Anche se il Parlamento svizzero deciderà sul finanziamento solo alla fine del 2024, per IMPACT sono già necessari molti preparativi. Come funziona?
Se alla fine del 2024 verrà presa una decisione positiva sul finanziamento, le prime modifiche fisiche dovranno iniziare poco dopo, poiché IMPACT è previsto per il periodo di finanziamento della ricerca a partire dal 2025. Ciò significa che la pianificazione e gran parte del lavoro preparatorio devono essere fatti ora. Il PSI sta investendo in questo senso e si è impegnato a stanziare 1,2 milioni di franchi svizzeri per i lavori preparatori in ciascuno degli anni 2022, 2023 e 2024.
Quali sono gli esempi specifici di questo lavoro preparatorio?
In primo luogo, nel gennaio 2022 abbiamo prodotto un rapporto di progettazione concettuale (CDR) di 300 pagine. Il documento contiene già il progetto di base, dalle motivazioni scientifiche ai concetti tecnici e ai calcoli iniziali. Questo rapporto è stato la base per il prefinanziamento del PSI. Il passo successivo è la "Relazione tecnica di progettazione" (TDR), che contiene l'elaborazione tecnica dei concetti. Nel caso della costruzione di una casa, questo corrisponderebbe probabilmente al piano di costruzione dettagliato in conformità alle normative vigenti. Attualmente stiamo creando i concetti e i modelli CAD, cioè i modelli di progettazione assistita da computer, di ogni singolo componente futuro. Si tratta di migliaia di modelli CAD che stiamo componendo in enormi puzzle tridimensionali con un'enorme quantità di dettagli e sfide tecniche.

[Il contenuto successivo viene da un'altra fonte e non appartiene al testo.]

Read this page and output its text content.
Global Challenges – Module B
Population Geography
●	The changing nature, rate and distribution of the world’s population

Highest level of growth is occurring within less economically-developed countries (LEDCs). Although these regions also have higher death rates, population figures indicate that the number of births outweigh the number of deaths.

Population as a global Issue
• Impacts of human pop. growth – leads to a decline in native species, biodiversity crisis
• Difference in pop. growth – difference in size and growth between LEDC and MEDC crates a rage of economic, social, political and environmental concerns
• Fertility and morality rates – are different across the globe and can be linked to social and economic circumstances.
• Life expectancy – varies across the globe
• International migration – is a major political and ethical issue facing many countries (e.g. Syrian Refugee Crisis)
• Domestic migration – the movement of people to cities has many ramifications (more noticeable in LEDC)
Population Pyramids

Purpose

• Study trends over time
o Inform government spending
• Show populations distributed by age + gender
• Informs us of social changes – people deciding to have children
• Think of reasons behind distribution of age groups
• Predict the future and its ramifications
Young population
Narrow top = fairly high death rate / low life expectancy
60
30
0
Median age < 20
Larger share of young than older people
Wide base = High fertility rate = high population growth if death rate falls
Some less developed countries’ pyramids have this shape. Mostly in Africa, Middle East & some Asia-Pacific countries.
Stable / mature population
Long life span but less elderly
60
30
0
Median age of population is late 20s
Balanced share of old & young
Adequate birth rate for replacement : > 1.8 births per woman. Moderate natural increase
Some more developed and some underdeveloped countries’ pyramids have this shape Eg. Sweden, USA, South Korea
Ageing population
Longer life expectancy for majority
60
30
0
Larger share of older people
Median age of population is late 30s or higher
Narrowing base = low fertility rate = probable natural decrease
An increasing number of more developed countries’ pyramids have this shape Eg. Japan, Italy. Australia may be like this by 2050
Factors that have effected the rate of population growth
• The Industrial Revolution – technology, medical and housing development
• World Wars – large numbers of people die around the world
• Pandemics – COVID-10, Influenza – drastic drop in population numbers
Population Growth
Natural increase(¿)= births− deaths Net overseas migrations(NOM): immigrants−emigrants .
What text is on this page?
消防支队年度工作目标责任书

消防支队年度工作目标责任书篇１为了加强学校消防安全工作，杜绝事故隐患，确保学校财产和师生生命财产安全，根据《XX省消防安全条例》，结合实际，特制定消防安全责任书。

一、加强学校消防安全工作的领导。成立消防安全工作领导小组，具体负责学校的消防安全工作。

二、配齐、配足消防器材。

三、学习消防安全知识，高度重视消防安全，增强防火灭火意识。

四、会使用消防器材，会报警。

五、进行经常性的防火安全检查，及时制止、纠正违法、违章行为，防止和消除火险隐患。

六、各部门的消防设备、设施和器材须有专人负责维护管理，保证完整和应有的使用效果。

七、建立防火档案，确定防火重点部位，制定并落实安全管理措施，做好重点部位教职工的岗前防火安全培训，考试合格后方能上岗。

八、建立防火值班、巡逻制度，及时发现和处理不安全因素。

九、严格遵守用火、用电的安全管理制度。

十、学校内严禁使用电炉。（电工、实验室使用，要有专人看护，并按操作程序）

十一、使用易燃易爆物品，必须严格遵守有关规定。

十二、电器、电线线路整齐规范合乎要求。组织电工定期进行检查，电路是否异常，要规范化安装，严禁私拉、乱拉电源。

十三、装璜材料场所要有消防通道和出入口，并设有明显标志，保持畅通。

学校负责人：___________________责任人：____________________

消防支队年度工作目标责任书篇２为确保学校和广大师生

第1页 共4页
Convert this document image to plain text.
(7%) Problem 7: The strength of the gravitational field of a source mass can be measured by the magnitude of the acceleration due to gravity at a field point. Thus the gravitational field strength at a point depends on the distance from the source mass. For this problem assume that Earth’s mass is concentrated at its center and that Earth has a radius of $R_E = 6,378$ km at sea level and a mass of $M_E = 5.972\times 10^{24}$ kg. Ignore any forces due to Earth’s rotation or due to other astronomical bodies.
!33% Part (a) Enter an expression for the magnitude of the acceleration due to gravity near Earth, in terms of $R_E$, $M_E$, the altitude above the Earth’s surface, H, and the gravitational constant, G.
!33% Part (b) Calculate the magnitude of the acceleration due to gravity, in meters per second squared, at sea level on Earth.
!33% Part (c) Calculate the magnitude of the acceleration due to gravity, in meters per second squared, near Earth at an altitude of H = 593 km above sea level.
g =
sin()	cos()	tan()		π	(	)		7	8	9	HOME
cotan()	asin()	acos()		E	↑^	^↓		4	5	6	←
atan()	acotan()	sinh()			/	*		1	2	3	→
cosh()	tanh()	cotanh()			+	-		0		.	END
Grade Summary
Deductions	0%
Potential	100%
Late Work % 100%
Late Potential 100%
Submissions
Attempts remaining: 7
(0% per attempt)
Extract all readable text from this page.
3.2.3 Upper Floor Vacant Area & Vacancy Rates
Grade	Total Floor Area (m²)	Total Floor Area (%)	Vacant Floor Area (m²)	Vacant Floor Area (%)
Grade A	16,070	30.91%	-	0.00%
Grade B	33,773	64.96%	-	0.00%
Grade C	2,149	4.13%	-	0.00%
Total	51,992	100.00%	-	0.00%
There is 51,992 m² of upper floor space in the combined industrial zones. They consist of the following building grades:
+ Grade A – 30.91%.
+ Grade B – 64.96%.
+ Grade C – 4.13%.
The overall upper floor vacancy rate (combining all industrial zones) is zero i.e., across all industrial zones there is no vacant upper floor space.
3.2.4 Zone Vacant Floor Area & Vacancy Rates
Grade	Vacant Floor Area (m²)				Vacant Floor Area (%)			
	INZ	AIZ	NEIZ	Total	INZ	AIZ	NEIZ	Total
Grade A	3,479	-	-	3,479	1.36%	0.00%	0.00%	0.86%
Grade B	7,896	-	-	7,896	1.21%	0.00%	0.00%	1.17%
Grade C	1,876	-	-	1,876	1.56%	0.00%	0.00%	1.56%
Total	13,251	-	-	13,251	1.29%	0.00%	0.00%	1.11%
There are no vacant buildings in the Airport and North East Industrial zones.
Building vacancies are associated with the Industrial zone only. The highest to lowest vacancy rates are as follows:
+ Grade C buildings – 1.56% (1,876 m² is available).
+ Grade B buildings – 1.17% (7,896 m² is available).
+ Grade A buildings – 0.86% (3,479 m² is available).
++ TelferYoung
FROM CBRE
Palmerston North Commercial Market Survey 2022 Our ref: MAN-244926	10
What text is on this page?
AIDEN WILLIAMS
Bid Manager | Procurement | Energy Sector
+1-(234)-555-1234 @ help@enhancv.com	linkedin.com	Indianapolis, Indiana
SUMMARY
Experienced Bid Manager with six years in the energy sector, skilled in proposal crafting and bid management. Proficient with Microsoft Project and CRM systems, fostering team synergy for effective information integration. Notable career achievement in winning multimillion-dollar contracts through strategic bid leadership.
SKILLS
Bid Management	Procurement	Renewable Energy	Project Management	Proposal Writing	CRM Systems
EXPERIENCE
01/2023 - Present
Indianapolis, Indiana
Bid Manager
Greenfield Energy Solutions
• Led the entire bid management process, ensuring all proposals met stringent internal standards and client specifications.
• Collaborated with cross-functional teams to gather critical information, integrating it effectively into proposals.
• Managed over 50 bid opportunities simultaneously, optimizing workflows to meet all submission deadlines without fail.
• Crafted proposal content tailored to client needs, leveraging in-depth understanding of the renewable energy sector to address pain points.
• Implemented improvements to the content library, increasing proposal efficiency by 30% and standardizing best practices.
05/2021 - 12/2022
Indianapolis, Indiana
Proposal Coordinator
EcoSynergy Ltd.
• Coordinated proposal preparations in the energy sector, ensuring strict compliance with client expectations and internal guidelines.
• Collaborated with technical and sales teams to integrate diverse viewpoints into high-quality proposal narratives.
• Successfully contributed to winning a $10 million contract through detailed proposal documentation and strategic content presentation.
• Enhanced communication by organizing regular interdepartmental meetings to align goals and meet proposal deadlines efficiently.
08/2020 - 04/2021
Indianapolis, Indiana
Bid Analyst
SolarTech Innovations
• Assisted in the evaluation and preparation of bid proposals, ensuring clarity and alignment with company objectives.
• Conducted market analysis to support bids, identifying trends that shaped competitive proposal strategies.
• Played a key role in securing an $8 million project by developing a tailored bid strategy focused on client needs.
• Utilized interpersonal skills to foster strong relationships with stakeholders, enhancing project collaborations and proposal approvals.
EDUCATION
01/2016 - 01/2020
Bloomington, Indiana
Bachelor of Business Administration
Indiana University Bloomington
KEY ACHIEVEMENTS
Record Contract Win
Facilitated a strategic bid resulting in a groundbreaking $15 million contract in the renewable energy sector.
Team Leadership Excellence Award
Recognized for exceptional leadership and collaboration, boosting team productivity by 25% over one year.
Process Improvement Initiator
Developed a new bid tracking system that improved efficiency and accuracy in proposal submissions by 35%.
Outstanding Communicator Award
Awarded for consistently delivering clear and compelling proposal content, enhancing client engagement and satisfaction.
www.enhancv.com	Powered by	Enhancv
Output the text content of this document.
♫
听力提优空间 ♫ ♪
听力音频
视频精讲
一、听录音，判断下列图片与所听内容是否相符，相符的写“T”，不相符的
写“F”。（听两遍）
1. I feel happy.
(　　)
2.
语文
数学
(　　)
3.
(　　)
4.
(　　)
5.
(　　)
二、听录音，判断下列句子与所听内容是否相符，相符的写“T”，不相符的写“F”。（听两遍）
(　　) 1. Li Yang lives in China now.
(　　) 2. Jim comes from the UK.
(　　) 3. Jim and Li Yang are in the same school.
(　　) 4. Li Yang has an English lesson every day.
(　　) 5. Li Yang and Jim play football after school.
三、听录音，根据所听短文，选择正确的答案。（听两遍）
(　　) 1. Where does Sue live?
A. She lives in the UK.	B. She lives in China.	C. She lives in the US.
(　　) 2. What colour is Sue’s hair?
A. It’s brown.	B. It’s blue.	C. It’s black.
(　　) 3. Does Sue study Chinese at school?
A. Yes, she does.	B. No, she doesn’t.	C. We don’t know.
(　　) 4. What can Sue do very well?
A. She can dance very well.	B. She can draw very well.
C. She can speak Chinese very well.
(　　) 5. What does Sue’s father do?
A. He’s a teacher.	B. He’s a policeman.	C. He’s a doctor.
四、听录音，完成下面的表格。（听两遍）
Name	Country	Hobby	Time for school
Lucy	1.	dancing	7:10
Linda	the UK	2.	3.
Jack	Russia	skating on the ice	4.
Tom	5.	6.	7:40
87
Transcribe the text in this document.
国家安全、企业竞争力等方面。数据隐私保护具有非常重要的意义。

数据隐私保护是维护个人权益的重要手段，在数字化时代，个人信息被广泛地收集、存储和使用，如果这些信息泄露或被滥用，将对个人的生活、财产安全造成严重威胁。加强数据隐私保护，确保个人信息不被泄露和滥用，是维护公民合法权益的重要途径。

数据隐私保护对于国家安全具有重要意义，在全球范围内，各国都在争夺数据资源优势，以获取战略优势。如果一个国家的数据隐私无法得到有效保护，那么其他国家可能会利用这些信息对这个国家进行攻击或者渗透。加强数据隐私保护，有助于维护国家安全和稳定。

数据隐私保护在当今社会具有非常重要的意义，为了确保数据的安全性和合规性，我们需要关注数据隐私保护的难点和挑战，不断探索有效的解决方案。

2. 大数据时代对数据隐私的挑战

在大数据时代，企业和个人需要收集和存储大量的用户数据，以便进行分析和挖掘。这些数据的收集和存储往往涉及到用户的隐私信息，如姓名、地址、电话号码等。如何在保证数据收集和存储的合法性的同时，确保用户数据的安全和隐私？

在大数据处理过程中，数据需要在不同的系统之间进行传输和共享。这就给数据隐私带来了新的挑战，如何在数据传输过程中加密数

La ristrutturazione interesserà diverse aree dei padiglioni intorno all'HIPA.
Esatto, e stiamo sfruttando questa opportunità per ottimizzare percorsi e processi. Per esempio, le vie di fuga nel padiglione: grazie alla ristrutturazione siamo riusciti a renderle più corte di prima e in futuro non ci saranno più scale. Questo rende le nostre strutture più sicure e naturalmente va a vantaggio di tutti.
Inoltre, una stazione criogenica, dove viene riempito l'elio liquido per gli esperimenti, dovrà essere eliminata. Abbiamo colto l'occasione per spostarla in una nuova sede più accessibile. Finora la stazione criogenica era sopraelevata, per cui praticamente tutti i contenitori di riempimento dovevano essere trasportati con una gru, il che richiedeva molto tempo nel corso dell'anno. Nella nuova sede, l'accesso sarà molto più facile e sarà possibile eliminare più della metà dei 2000 viaggi all'anno con la gru.
Come si può realizzare un progetto così complesso e su larga scala?
Direi: con un team di gestione del progetto dedicato e più di 100 altri specialisti coinvolti da cinque dipartimenti del PSI. Il progetto di potenziamento IMPACT coinvolge ricercatori in biologia e chimica, ricerca sui neutroni e sui muoni, energia nucleare e sicurezza, oltre a persone che si occupano di strutture di ricerca su larga scala e di logistica. Anche per il PSI interdisciplinare, si tratta di una collaborazione unica su un progetto importante.
Il coordinamento richiede molto tempo, ma è anche molto stimolante, perché tutti questi specialisti hanno un contributo molto prezioso. Ed è proprio la diversità di competenze del PSI il nostro punto di forza. Dai ricercatori delle linee di fascio agli specialisti dei cosiddetti bersagli, dei magneti, della diagnostica del fascio, delle simulazioni, dello sviluppo dei rivelatori, delle infrastrutture necessarie, senza le quali nulla funziona, e molto altro ancora, il tutto sotto l'occhio vigile della sicurezza sul lavoro: abbiamo tutto questo in loco e ne abbiamo bisogno.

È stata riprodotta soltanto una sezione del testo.